You can read the typical escalation arc directly: an argument starts as verbal (VERB, blue), peaks into distress vocalisations (DIST, orange) around 36s, then into physical-violence cues (PHYS, red) around 71s. Intensity badges (I2 → I5) follow the same curve.
Load a clip in 4 lines¶
import json, soundfile as sf
wav, sr = sf.read("data/he/agg_m_30-45_001/sp_sv_a_0001_00.wav")
meta = json.loads(open("data/he/agg_m_30-45_001/sp_sv_a_0001_00.json").read())
print(f"{len(wav)/sr:.1f}s has_violence={meta['weak_label']['has_violence']} "
f"intensity_max={meta['weak_label']['max_intensity']}")

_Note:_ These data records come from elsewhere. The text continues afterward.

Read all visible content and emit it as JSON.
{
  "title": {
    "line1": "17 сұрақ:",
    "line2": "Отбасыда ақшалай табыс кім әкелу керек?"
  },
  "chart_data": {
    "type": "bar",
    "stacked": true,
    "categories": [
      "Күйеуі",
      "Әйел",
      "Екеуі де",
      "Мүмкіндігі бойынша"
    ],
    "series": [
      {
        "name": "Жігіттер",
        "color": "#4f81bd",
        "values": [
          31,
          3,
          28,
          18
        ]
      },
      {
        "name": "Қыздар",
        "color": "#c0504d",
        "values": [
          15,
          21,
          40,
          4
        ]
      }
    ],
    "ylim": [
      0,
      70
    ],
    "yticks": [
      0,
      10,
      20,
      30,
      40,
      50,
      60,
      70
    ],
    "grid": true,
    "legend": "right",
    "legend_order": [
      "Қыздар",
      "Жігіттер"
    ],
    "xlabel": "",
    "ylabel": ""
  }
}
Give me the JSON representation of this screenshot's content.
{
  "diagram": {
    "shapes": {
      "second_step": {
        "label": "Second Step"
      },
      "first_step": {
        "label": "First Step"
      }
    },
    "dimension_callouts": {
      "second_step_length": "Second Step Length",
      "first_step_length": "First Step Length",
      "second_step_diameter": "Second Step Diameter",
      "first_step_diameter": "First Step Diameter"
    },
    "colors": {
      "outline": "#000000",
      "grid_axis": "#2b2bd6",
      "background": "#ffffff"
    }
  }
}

# 110.5s has_violence=True intensity_max=5
For everything else: Start here →
Two consumer teams¶
She-Proves¶
Passively monitors a phone for domestic-violence incidents and preserves audio evidence for legal use. High-recall orientation — better to flag and review than to miss.

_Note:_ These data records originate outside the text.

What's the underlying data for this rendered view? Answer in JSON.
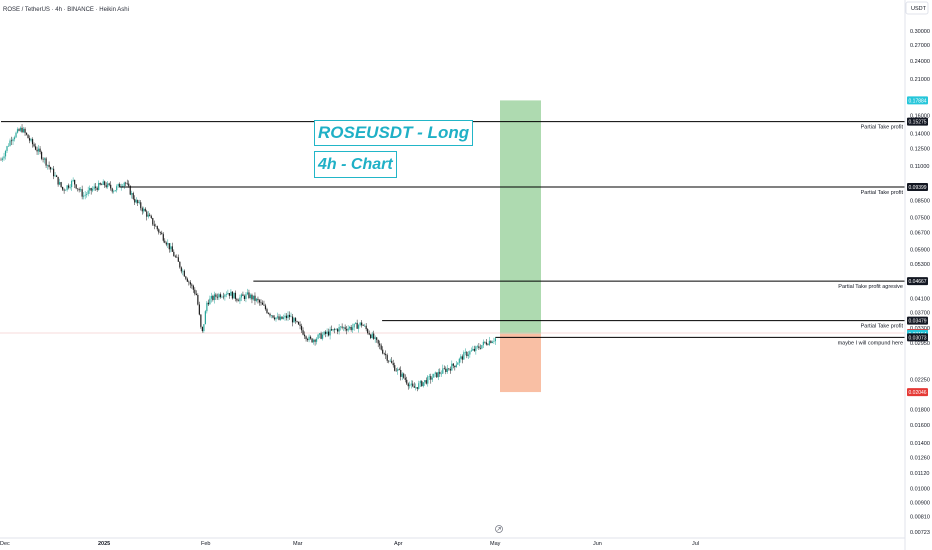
{
  "symbol_title": "ROSE / TetherUS · 4h · BINANCE · Heikin Ashi",
  "currency": "USDT",
  "annotations": {
    "title": "ROSEUSDT - Long",
    "subtitle": "4h - Chart"
  },
  "colors": {
    "up": "#26a69a",
    "down": "#1b1b1b",
    "profit_zone": "#a5d6a7",
    "loss_zone": "#f8b89a",
    "accent": "#22b6c8",
    "current_line": "#f0b8b8",
    "badge_dark": "#131722",
    "badge_red": "#e53935",
    "badge_teal": "#26c6da"
  },
  "chart_data": {
    "type": "candlestick",
    "y_scale": "log",
    "ylim": [
      0.00723,
      0.33
    ],
    "y_ticks": [
      "0.30000",
      "0.27000",
      "0.24000",
      "0.21000",
      "0.16000",
      "0.14000",
      "0.12500",
      "0.11000",
      "0.08500",
      "0.07500",
      "0.06700",
      "0.05900",
      "0.05300",
      "0.04100",
      "0.03700",
      "0.03300",
      "0.02950",
      "0.02250",
      "0.01800",
      "0.01600",
      "0.01400",
      "0.01260",
      "0.01120",
      "0.01000",
      "0.00900",
      "0.00810",
      "0.00723"
    ],
    "x_ticks": [
      "Dec",
      "2025",
      "Feb",
      "Mar",
      "Apr",
      "May",
      "Jun",
      "Jul"
    ],
    "price_path": [
      [
        0,
        0.115
      ],
      [
        2,
        0.135
      ],
      [
        4,
        0.145
      ],
      [
        6,
        0.13
      ],
      [
        8,
        0.118
      ],
      [
        10,
        0.105
      ],
      [
        12,
        0.092
      ],
      [
        14,
        0.098
      ],
      [
        16,
        0.088
      ],
      [
        18,
        0.093
      ],
      [
        20,
        0.096
      ],
      [
        22,
        0.092
      ],
      [
        24,
        0.098
      ],
      [
        26,
        0.085
      ],
      [
        28,
        0.078
      ],
      [
        30,
        0.07
      ],
      [
        32,
        0.063
      ],
      [
        34,
        0.055
      ],
      [
        36,
        0.048
      ],
      [
        38,
        0.042
      ],
      [
        39,
        0.031
      ],
      [
        40,
        0.04
      ],
      [
        42,
        0.042
      ],
      [
        44,
        0.043
      ],
      [
        46,
        0.041
      ],
      [
        48,
        0.042
      ],
      [
        50,
        0.04
      ],
      [
        52,
        0.037
      ],
      [
        54,
        0.035
      ],
      [
        56,
        0.036
      ],
      [
        58,
        0.033
      ],
      [
        60,
        0.03
      ],
      [
        62,
        0.031
      ],
      [
        64,
        0.032
      ],
      [
        66,
        0.033
      ],
      [
        68,
        0.033
      ],
      [
        70,
        0.034
      ],
      [
        72,
        0.031
      ],
      [
        74,
        0.028
      ],
      [
        76,
        0.025
      ],
      [
        78,
        0.023
      ],
      [
        80,
        0.021
      ],
      [
        82,
        0.022
      ],
      [
        84,
        0.023
      ],
      [
        86,
        0.024
      ],
      [
        88,
        0.025
      ],
      [
        90,
        0.027
      ],
      [
        92,
        0.028
      ],
      [
        94,
        0.0295
      ],
      [
        96,
        0.0305
      ]
    ],
    "levels": [
      {
        "price": "0.15275",
        "label": "Partial Take profit",
        "price_num": 0.15275,
        "start": 0
      },
      {
        "price": "0.09399",
        "label": "Partial Take profit",
        "price_num": 0.09399,
        "start": 23
      },
      {
        "price": "0.04667",
        "label": "Partial Take profit agresive",
        "price_num": 0.04667,
        "start": 49
      },
      {
        "price": "0.03479",
        "label": "Partial Take profit",
        "price_num": 0.03479,
        "start": 74
      },
      {
        "price": "0.03073",
        "label": "maybe I will compund here",
        "price_num": 0.03073,
        "start": 96
      }
    ],
    "price_badges": [
      {
        "price": "0.17884",
        "value": 0.17884,
        "style": "teal"
      },
      {
        "price": "0.15275",
        "value": 0.15275,
        "style": "dark"
      },
      {
        "price": "0.09399",
        "value": 0.09399,
        "style": "dark"
      },
      {
        "price": "0.04667",
        "value": 0.04667,
        "style": "dark"
      },
      {
        "price": "0.03479",
        "value": 0.03479,
        "style": "dark"
      },
      {
        "price": "0.03174",
        "value": 0.03174,
        "style": "red"
      },
      {
        "price": "0.03154",
        "value": 0.03154,
        "style": "teal"
      },
      {
        "price": "0.03073",
        "value": 0.03073,
        "style": "dark"
      },
      {
        "price": "0.02046",
        "value": 0.02046,
        "style": "red"
      }
    ],
    "position": {
      "entry": 0.03154,
      "target": 0.17884,
      "stop": 0.02046
    },
    "current_price": 0.03174
  }
}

12 clips · Tier A (clean audio) · scenes 3–6 min · phone-pocket device profile.
Elephant in the Room¶
A Pi-class device that alerts security when a social worker is under threat. High-precision orientation — false alarms erode trust.

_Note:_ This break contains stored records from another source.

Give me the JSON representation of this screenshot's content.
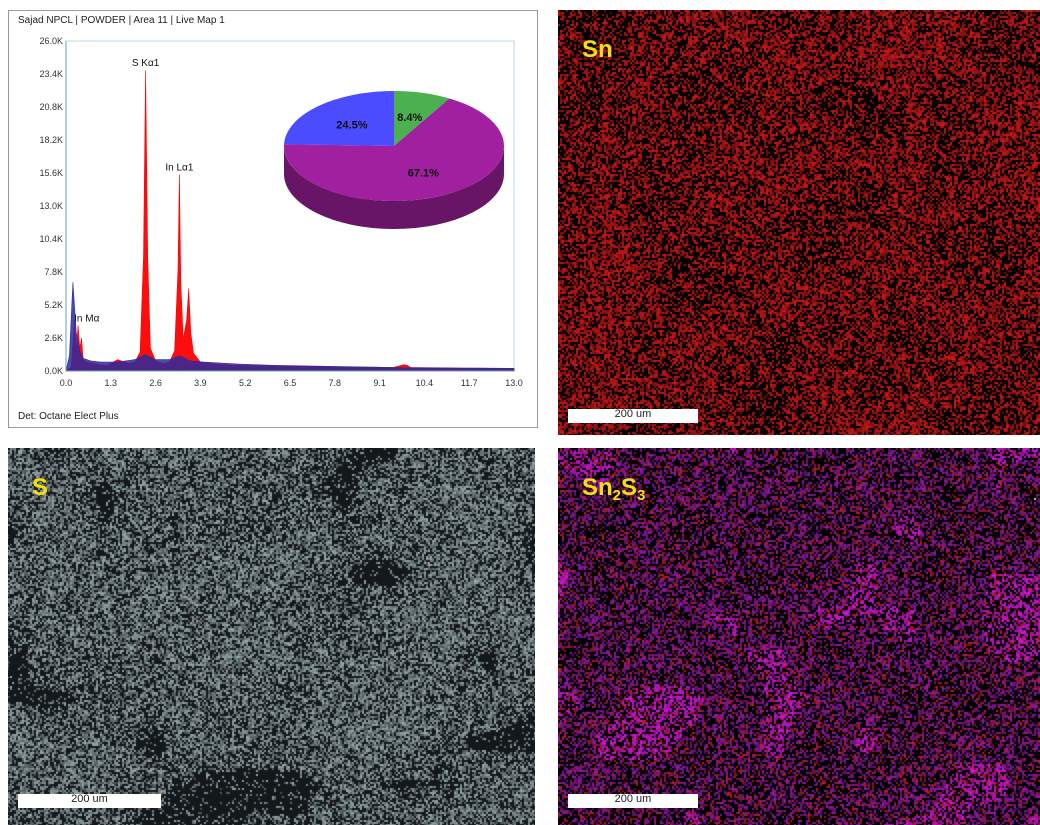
{
  "spectrum": {
    "title": "Sajad NPCL | POWDER | Area 11 | Live Map 1",
    "detector": "Det: Octane Elect Plus"
  },
  "chart_data": [
    {
      "type": "area",
      "title": "Sajad NPCL | POWDER | Area 11 | Live Map 1",
      "xlabel": "",
      "ylabel": "",
      "x_ticks": [
        "0.0",
        "1.3",
        "2.6",
        "3.9",
        "5.2",
        "6.5",
        "7.8",
        "9.1",
        "10.4",
        "11.7",
        "13.0"
      ],
      "y_ticks": [
        "0.0K",
        "2.6K",
        "5.2K",
        "7.8K",
        "10.4K",
        "13.0K",
        "15.6K",
        "18.2K",
        "20.8K",
        "23.4K",
        "26.0K"
      ],
      "xlim": [
        0,
        13.0
      ],
      "ylim": [
        0,
        26000
      ],
      "peaks": [
        {
          "label": "S Kα1",
          "x": 2.31,
          "y": 23700
        },
        {
          "label": "In Lα1",
          "x": 3.29,
          "y": 15500
        },
        {
          "label": "In Mα",
          "x": 0.37,
          "y": 3600
        }
      ],
      "series": [
        {
          "color": "#ff0000",
          "x": [
            0.0,
            0.15,
            0.25,
            0.3,
            0.35,
            0.4,
            0.45,
            0.5,
            0.6,
            0.8,
            1.0,
            1.2,
            1.5,
            1.8,
            2.0,
            2.15,
            2.25,
            2.31,
            2.37,
            2.45,
            2.6,
            2.8,
            3.0,
            3.15,
            3.25,
            3.29,
            3.33,
            3.4,
            3.5,
            3.56,
            3.62,
            3.7,
            3.9,
            4.2,
            4.6,
            5.0,
            5.5,
            6.0,
            6.5,
            7.0,
            7.5,
            8.0,
            8.5,
            9.0,
            9.5,
            9.8,
            9.9,
            10.0,
            10.5,
            11.0,
            11.5,
            12.0,
            12.5,
            13.0
          ],
          "y": [
            0,
            300,
            4000,
            1500,
            3600,
            1800,
            2600,
            900,
            700,
            600,
            500,
            450,
            900,
            600,
            700,
            1500,
            9000,
            23700,
            9000,
            1800,
            800,
            600,
            700,
            1600,
            8000,
            15500,
            7000,
            2500,
            4000,
            6500,
            3000,
            1400,
            700,
            600,
            500,
            450,
            420,
            400,
            380,
            360,
            340,
            320,
            300,
            300,
            280,
            500,
            450,
            280,
            260,
            250,
            240,
            230,
            220,
            210
          ]
        },
        {
          "color": "#2c2c9c",
          "x": [
            0.0,
            0.1,
            0.2,
            0.3,
            0.4,
            0.5,
            0.7,
            1.0,
            1.5,
            2.0,
            2.3,
            2.6,
            3.0,
            3.3,
            3.6,
            4.0,
            5.0,
            6.0,
            8.0,
            10.0,
            13.0
          ],
          "y": [
            0,
            1200,
            7000,
            3000,
            1600,
            1000,
            800,
            700,
            700,
            900,
            1300,
            900,
            900,
            1200,
            800,
            700,
            550,
            450,
            350,
            250,
            200
          ]
        }
      ]
    },
    {
      "type": "pie",
      "labels": [
        "24.5%",
        "8.4%",
        "67.1%"
      ],
      "values": [
        24.5,
        8.4,
        67.1
      ],
      "colors": [
        "#4b4bff",
        "#4caf50",
        "#a020a0"
      ]
    }
  ],
  "maps": [
    {
      "label": "Sn",
      "scalebar": "200 um",
      "colors": [
        "#d01c1c"
      ]
    },
    {
      "label": "S",
      "scalebar": "200 um",
      "colors": [
        "#9aa9ad"
      ]
    },
    {
      "label_main": "Sn",
      "sub1": "2",
      "label_mid": "S",
      "sub2": "3",
      "scalebar": "200 um",
      "colors": [
        "#8e1aa8",
        "#c21ad0",
        "#c02222",
        "#b8e0e8"
      ]
    }
  ]
}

8 clips · Tier B (room IR + budget mic + noise) · scenes 1–4 min · alert in final 40%.
Where to go¶
| First time here | Start here — clone, load one clip, read its labels |
| About to write code | Common mistakes — read this once; it'll save you a few |
| Decoding a label | Label Taxonomy — typologies, categories, has_violence rule |
| Decoding a JSON field | Schema Reference — annotated ClipMetadata example |
| Working with team data | She-Proves · Elephant |
| Looking up a term | Glossary — F0, SSML, IR, AGG/VIC/SW/BEN, etc. |
| Checking what's current | Deliveries — current batch, known gaps |
This is a small test batch, not training data
All current deliveries are preview batches for verifying that downstream data-loading code works before the full dataset arrives. The split column in manifest.csv is informational only — all 20 clips are split: train because there aren't enough unique speakers for a disjoint partition at this scale. Do not train production models on this corpus.
What's not in this corpus
No real human recordings (synthetic TTS only) · no Arabic or English (Hebrew only) · no inter-annotator agreement metrics (labels are auto-generated by SynthBanshee) · no demographic detail beyond gender + age_range. Scripts are LLM-generated in Hebrew, not human-written. See Glossary for what each abbreviation means.